The Jellyfin user was in my user’s group - a workaround I’d set up ages ago so Jellyfin could access some family videos stored under my home directory. But I needed root to fix the storage layer. The interactive endpoint supported piping stdin, which meant I could feed a password to su. A few curl commands later, I had root access tunneled through the plugin’s endpoint over my VPN.

Getting SSH back

With root, I first tried to fix the real problem - rebuild ZFS for the new kernel. No luck. The third-party package repo was months behind. That would have to wait.

So I focused on the immediate goal: get SSH access back.
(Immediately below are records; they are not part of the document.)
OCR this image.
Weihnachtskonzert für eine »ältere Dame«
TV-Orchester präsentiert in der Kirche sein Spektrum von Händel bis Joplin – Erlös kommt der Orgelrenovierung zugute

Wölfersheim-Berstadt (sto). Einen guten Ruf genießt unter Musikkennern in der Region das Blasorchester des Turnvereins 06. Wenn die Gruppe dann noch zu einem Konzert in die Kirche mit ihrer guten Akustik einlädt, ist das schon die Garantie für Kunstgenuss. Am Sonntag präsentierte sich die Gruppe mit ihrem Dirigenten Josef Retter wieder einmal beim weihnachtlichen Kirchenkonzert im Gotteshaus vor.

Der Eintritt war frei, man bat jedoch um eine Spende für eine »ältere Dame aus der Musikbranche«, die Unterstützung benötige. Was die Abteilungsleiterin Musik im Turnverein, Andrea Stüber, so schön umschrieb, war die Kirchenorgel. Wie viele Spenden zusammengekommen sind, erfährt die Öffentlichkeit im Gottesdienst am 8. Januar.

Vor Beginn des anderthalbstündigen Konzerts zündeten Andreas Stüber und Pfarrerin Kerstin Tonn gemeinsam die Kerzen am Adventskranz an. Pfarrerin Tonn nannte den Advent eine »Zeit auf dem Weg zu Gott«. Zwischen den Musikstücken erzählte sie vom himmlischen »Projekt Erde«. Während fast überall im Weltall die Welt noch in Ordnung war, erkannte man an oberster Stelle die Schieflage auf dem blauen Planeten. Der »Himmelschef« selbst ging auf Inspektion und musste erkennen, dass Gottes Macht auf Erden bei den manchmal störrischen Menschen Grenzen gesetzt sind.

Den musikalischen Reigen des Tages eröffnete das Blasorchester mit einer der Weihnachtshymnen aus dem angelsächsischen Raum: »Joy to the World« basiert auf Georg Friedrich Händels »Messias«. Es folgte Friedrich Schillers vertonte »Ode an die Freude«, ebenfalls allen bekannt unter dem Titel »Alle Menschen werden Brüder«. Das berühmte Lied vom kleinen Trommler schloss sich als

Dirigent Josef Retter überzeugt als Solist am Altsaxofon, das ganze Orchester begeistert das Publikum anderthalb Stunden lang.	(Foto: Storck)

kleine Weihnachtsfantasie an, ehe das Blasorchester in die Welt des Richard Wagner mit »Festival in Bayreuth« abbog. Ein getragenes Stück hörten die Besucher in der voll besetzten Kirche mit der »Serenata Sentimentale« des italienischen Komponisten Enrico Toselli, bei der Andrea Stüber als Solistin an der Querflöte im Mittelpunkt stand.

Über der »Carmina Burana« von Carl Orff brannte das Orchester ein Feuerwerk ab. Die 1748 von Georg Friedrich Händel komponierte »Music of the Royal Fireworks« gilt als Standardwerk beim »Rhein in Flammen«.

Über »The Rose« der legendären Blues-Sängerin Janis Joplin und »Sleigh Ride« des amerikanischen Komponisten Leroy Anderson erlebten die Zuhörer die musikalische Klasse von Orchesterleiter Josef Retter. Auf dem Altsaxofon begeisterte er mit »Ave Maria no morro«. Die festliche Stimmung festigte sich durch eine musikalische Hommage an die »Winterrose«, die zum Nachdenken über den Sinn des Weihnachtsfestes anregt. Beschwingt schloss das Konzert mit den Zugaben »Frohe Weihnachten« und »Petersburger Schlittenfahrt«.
My storage layout was the key. /home was a bind mount from /data/home on the root filesystem. Normally, the ZFS pool mounts over /data and provides the real content. But without ZFS, /data/home was an empty directory on XFS - empty, but writable.

I created a temporary .ssh directory via the plugin endpoint, copied my public key from my laptop through it, and set the right ownership and permissions:

mkdir -p /data/home/myuser/.ssh
# copied authorized_keys content from my laptop via the plugin endpoint
chmod 700 /data/home/myuser/.ssh
chmod 600 /data/home/myuser/.ssh/authorized_keys
chown -R 1000:1000 /data/home/myuser/.ssh

Start sshd. Hold breath. Try the connection.

$ ssh myuser@server
Welcome to Arch Linux!

I was in. From this point on, the rest was standard Linux troubleshooting.

Act IV: The Real Fix

With proper SSH access, everything became routine sysadmin work.

The third-party archzfs repo was months behind upstream, but the AUR had an OpenZFS package built for my exact kernel. After some dependency wrangling, I built and installed it.

$ sudo modprobe zfs
$ sudo zpool import
  pool: data
    state: ONLINE

The pool was healthy. Every byte intact. Months of data, configs, the real authorized_keys, all safe.

Before rebooting, I set up a proper safety net this time: temporary password auth and root login as a fallback, rebuilt initramfs with the ZFS hook, verified the boot chain end to end. I wasn’t going to get locked out twice.

$ sudo reboot

Thirty seconds of holding my breath.

$ ssh myuser@server

In. ZFS mounted. Home directory intact. Everything back.

What I Learned

Honestly, one thing: always have a second way in. I need a PiKVM, or an IPMI card, or a serial console - some out-of-band access that doesn’t depend on the operating system being in a working state. Everything else - the silent DKMS failure, the ZFS license situation, the storage-dependent SSH keys - all of that becomes a minor inconvenience if you can get to a console remotely. Without it, I was reduced to building C# plugins for a media server at 2am with an AI assistant, running shell commands through curl over a movie streaming API. It worked, and it makes a good story. I’d rather not do it again.